Audio archives for this show:

Segment 1 – Intro, News of the Week

Segment 2 – Discussing faiulre of DREAM Act and repeal of Don’t Ask, Don’t Tell with Congressman Jared Polis; the Obama-GOP tax “deal”

Segment 3 – Andrew Ian Dodge on the Tea Party and politics

Segment 4 – More with Andrew Ian Dodge, including discussion of libertarian science fiction writing

Segment 5 – Tom James, author of In the Shadow of Ares, and co-founder and manager of the Peoples Press Collective

Segment 6 – Tax policy as a moral issue

[UPDATE: I’m also going to spend some time talking about the morality of tax cuts, an issue which is making the media in recent days – following a piece I wrote for the American Spectator discussing the moral aspects of economic policy more generallly.]

With news this week that Senate Republicans were cajoled back on the spending discipline rails after nearly agreeing to a disastrous $1.1 trillion dollar “Omnibus” spending plan, one can’t help but wonder whether we’ve just seen the first major legislative victory of the Tea Party movement.

The omnibus was an earmark-filled monster which also would have funded the initial setup of the bureaucracies necessary to implement Obamacare.

When Harry Reid was forced to pull the measure on Thursday night, the nation (except for the far left) should have breathed a huge sigh of relief – not least the clerk of the Senate whom Senator Tom Coburn was going to make read all of the bill’s nearly 2000 pages.

In our second hour of Backbone Radio this week, we’ll be joined by Andrew Ian Dodge who is, among other things, the director of the Maine Tea Party and described by that state’s Lewiston Sun-Journal as a “hound of hell.” Dodge is also a contributor to Pajamas Media.  We’ll speak about his expectations for the duration and intensity of the impact of the Tea Party movement and ask him about why science fiction writing seems to be such a good venue for libertarian ideas.

It should be a fascinating conversation with an interesting character, described in the article noted above as a “freelance science fiction writer, musician, blogger, cancer survivor and state coordinator for the Maine Tea Party Patriots.”

In our third hour, we’ll speak with my friend Tom James, manager and co-owner of the Peoples Press Collective, about his new book – coincidentally also science fiction, In the Shadow of Ares, currently published for the Kindle and soon to be out for the Nook (Barnes and Noble’s e-reader.)

Some words from Tom James himself about his book:

On the kid level, it’s an adventure story, where a young girl in a frontier environment (Mars, 2051) proves herself by solving a mystery.
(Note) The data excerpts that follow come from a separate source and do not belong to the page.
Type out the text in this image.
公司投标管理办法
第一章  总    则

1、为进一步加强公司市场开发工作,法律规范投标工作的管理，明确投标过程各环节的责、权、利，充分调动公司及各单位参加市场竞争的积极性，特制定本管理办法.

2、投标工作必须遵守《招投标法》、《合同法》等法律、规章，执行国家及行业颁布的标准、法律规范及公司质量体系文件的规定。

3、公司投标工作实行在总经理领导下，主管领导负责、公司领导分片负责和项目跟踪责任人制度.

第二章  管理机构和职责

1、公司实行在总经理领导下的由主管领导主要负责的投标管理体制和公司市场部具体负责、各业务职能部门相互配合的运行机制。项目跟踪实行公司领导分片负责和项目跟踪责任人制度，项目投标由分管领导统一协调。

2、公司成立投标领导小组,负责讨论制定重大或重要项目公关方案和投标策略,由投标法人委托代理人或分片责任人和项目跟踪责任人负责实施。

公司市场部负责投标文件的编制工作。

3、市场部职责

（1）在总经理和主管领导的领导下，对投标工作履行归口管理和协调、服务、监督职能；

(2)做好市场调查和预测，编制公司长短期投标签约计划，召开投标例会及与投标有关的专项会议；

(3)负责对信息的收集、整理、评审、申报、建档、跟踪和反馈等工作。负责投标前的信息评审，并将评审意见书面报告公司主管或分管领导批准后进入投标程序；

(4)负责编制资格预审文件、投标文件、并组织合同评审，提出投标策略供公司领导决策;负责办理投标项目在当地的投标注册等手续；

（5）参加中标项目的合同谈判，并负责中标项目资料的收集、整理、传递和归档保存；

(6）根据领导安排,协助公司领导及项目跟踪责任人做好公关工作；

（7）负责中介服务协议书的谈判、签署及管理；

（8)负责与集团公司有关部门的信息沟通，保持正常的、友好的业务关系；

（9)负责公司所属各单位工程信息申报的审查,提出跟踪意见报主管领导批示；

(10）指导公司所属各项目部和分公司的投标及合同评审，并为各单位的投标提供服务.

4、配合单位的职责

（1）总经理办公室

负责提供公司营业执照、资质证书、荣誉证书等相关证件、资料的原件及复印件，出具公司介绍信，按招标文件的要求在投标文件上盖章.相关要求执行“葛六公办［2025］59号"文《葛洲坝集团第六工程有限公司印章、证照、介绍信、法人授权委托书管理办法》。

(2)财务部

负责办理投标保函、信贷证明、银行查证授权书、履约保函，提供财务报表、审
Which promptly gets her and others into a lot of trouble that she then has to think her way out of.

On the adult level, it’s an exploration of some of the economics and politics involved with colonizing Mars, featuring entrepreneurial startup companies as the good guys, and a dirigiste provisional government as the bad guys.
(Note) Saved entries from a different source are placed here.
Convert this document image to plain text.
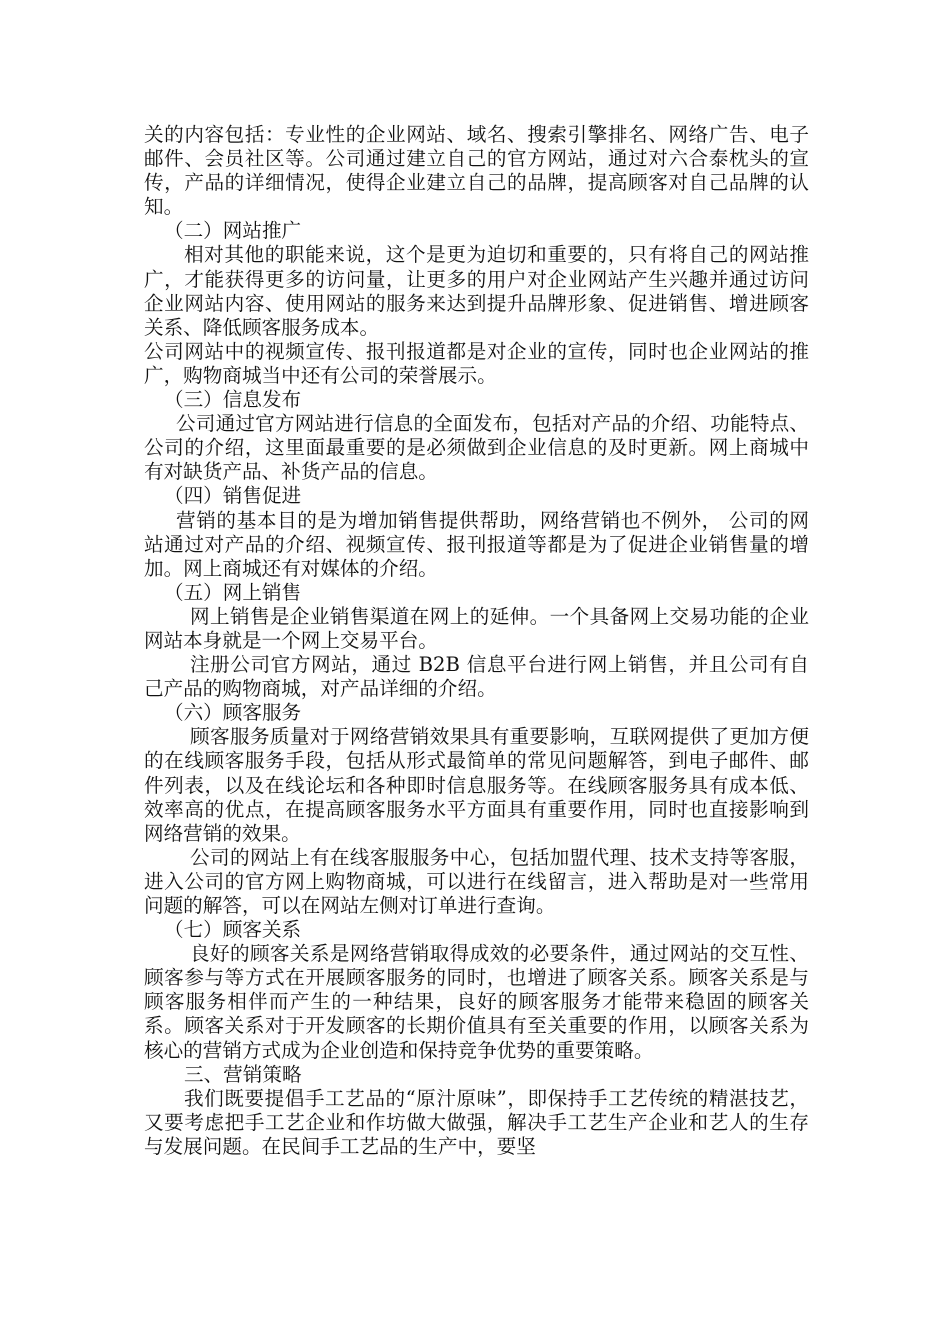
关的内容包括：专业性的企业网站、域名、搜索引擎排名、网络广告、电子邮件、会员社区等。公司通过建立自己的官方网站，通过对六合泰枕头的宣传，产品的详细情况，使得企业建立自己的品牌，提高顾客对自己品牌的认知。

（二）网站推广

相对其他的职能来说，这个是更为迫切和重要的，只有将自己的网站推广，才能获得更多的访问量，让更多的用户对企业网站产生兴趣并通过访问企业网站内容、使用网站的服务来达到提升品牌形象、促进销售、增进顾客关系、降低顾客服务成本。

公司网站中的视频宣传、报刊报道都是对企业的宣传，同时也企业网站的推广，购物商城当中还有公司的荣誉展示。

（三）信息发布

公司通过官方网站进行信息的全面发布，包括对产品的介绍、功能特点、公司的介绍，这里面最重要的是必须做到企业信息的及时更新。网上商城中有对缺货产品、补货产品的信息。

（四）销售促进

营销的基本目的是为增加销售提供帮助，网络营销也不例外， 公司的网站通过对产品的介绍、视频宣传、报刊报道等都是为了促进企业销售量的增加。网上商城还有对媒体的介绍。

（五）网上销售

网上销售是企业销售渠道在网上的延伸。一个具备网上交易功能的企业网站本身就是一个网上交易平台。

注册公司官方网站，通过 B2B 信息平台进行网上销售，并且公司有自己产品的购物商城，对产品详细的介绍。

（六）顾客服务

顾客服务质量对于网络营销效果具有重要影响，互联网提供了更加方便的在线顾客服务手段，包括从形式最简单的常见问题解答，到电子邮件、邮件列表，以及在线论坛和各种即时信息服务等。在线顾客服务具有成本低、效率高的优点，在提高顾客服务水平方面具有重要作用，同时也直接影响到网络营销的效果。

公司的网站上有在线客服服务中心，包括加盟代理、技术支持等客服，进入公司的官方网上购物商城，可以进行在线留言，进入帮助是对一些常用问题的解答，可以在网站左侧对订单进行查询。

（七）顾客关系

良好的顾客关系是网络营销取得成效的必要条件，通过网站的交互性、顾客参与等方式在开展顾客服务的同时，也增进了顾客关系。顾客关系是与顾客服务相伴而产生的一种结果，良好的顾客服务才能带来稳固的顾客关系。顾客关系对于开发顾客的长期价值具有至关重要的作用，以顾客关系为核心的营销方式成为企业创造和保持竞争优势的重要策略。

三、营销策略

我们既要提倡手工艺品的“原汁原味”，即保持手工艺传统的精湛技艺，又要考虑把手工艺企业和作坊做大做强，解决手工艺生产企业和艺人的生存与发展问题。在民间手工艺品的生产中，要坚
Please join me by listening to (and calling in to) this week’s Backbone Radio program from 5 PM to 8 PM on 710 AM KNUS in Denver and 1460 AM KZNT in Colorado Springs.
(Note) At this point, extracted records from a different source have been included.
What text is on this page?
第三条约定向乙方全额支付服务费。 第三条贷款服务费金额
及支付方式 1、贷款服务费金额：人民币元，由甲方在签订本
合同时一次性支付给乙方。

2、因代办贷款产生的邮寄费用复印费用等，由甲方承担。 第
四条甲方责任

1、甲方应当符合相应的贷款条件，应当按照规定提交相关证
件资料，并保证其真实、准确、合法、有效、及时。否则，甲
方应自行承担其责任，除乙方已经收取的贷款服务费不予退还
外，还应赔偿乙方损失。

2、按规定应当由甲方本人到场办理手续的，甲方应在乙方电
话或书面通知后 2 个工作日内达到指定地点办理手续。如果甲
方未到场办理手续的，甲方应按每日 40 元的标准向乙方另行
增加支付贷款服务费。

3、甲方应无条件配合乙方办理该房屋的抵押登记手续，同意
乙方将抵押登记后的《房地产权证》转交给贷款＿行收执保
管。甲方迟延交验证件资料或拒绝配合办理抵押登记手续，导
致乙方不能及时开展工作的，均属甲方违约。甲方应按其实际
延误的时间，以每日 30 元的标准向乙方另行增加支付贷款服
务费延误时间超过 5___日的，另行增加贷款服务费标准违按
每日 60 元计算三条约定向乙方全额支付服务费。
If you’re not in range of the radio waves, you should be able to listen to the show online by clicking HERE.

I hope you’ll actively participate in the conversation with me: Call the studio at 303 696 1971, e-mail me at rossputin(at)rossputin.com, or instant message from my site at http://rossputin.com or through AOL Instant messenger to screen name Rossputin.

Original post at http://backboneradio.net, online home of Backbone Radio with Ross Kaminsky.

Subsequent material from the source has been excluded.